Fed Chair Janet Yellen "has consistently been very conservative in her perspective about raising rates," he said. "I think the Fed will surprise people and continue to keep rates low for a significant period of time."

The Dow Jones industrial average was rising 16.15 points, or 0.09 percent, to 17,148.12, the S&P 500 was gaining 1.24 points, or 0.06 percent, to 2,000.22 and the Nasdaq Composite was adding 2.62 points, or 0.06 percent, to 4,555.38.

The largest percentage gainer on the New York Stock Exchange was Ryerson Holding (NYSE:RYI), up 9.65 percent after bullish notes from at least five analysts. The largest percentage decliner was Rackspace Hosting (NYSE:RAX), down 16.12 percent after the cloud management services provider said it would not sell itself.

Among the most active stocks on the NYSE were Petrobras, up 1.31 percent to $17.74; Civitas Solutions (NYSE:CIVI), down 2.65 percent to $16.55 and Alcoa (NYSE:AA), up 0.50 percent to $16.24.

On the Nasdaq, Net Element (NASDAQ:NETE) up 33.5 percent to $3.47; Apple (NASDAQ:AAPL), up 0.3 percent to $101.19 and Yahoo (NASDAQ:YHOO), down 0.3 percent to $42.60, were among the most actively traded.

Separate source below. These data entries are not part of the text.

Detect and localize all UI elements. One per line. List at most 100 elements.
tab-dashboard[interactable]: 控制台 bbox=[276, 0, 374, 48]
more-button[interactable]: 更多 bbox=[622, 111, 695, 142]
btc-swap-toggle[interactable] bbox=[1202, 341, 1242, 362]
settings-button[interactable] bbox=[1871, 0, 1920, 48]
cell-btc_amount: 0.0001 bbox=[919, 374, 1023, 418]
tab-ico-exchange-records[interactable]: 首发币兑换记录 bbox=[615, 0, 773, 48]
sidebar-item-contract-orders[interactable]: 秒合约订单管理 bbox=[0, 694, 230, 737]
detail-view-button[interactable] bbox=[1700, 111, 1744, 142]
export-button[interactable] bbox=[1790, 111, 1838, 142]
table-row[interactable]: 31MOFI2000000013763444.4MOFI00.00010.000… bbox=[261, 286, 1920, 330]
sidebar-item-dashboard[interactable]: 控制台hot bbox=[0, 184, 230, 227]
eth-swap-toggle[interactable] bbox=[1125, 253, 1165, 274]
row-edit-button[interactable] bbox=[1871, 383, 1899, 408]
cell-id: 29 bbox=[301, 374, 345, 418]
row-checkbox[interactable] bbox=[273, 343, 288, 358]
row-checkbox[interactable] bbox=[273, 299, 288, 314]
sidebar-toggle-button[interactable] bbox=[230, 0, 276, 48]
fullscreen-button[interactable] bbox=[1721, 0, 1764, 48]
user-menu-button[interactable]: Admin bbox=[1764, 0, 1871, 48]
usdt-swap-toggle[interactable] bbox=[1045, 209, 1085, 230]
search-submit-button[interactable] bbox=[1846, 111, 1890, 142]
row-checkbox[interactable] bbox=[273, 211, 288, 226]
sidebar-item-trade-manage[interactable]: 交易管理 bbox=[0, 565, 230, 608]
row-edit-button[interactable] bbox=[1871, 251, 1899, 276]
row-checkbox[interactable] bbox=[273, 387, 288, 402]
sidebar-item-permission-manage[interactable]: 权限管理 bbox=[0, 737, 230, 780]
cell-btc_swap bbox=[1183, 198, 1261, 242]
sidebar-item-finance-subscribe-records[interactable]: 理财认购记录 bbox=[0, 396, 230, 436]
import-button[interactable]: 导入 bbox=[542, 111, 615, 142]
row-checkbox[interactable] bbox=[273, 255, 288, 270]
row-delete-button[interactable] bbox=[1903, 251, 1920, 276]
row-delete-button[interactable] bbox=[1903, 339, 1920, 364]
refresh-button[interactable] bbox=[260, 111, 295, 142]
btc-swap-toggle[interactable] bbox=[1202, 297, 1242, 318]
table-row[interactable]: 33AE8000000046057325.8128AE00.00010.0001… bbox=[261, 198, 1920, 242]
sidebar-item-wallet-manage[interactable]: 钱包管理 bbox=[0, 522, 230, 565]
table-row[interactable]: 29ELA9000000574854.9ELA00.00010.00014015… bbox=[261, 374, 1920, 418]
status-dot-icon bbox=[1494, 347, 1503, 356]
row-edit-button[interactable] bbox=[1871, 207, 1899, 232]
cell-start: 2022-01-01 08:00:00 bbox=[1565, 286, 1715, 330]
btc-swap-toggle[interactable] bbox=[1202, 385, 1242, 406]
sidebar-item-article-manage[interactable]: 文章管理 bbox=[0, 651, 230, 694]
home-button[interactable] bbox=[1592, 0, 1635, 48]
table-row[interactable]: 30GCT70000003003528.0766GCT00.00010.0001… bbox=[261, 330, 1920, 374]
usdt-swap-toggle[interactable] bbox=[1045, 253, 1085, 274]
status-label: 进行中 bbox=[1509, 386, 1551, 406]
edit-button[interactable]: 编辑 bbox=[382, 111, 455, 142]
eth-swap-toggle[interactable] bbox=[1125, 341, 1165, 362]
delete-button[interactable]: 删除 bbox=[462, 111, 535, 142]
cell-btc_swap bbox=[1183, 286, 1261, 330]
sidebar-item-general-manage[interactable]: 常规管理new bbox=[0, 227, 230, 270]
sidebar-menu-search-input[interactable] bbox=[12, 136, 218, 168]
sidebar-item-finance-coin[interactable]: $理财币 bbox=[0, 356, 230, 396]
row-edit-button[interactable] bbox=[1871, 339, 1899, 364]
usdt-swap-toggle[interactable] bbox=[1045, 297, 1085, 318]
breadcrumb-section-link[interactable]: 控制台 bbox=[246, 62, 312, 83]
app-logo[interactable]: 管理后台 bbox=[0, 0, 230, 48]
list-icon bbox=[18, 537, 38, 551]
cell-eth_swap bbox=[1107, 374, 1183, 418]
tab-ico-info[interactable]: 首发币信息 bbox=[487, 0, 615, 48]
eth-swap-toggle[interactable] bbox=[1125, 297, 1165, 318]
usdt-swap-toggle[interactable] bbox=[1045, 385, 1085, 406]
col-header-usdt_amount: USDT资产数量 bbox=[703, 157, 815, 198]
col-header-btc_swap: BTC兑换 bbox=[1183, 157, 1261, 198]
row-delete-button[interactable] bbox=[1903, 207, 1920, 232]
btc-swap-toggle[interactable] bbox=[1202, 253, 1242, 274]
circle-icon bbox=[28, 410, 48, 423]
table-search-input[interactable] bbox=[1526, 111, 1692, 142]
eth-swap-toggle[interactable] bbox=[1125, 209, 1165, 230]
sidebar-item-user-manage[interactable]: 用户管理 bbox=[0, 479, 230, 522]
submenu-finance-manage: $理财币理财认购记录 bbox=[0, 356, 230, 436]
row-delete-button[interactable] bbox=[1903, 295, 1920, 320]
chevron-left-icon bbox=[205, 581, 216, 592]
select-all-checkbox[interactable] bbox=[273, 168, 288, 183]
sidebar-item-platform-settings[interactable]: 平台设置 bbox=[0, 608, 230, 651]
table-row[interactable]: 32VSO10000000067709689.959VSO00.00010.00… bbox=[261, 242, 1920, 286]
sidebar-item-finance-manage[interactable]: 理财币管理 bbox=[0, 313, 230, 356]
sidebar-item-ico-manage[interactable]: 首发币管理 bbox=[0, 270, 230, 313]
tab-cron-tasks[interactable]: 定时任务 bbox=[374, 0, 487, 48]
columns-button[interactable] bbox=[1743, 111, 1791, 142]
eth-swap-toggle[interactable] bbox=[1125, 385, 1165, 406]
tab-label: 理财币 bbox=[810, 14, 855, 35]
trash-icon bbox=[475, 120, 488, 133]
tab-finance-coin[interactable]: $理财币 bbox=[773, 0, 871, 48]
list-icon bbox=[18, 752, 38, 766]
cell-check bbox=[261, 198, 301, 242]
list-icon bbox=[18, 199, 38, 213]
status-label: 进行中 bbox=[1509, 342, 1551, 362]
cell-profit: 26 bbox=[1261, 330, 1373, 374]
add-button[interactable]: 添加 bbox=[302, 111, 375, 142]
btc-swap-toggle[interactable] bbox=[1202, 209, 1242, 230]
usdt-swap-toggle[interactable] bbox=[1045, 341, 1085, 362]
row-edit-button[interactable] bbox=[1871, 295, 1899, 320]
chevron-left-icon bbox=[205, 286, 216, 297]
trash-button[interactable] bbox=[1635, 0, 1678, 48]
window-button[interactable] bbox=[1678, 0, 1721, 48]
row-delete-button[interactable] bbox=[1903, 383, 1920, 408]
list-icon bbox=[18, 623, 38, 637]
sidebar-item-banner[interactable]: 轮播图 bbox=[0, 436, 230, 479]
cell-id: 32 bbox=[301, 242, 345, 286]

Net Element announced it will make it possible for customers to use Apple Pay by integrating Apple services into its point-of-sale payment acceptance hardware and software.

Advancing issues were outnumbering declining ones on the NYSE by 1,761 to 1,104, for a 1.60-to-1 ratio; on the Nasdaq, 1,617 issues were rising and 891 falling for a 1.81-to-1 ratio.

The broad S&P 500 index was posting 38 new 52-week highs and 6 new lows; the Nasdaq Composite was recording 37 new highs and 28 new lows.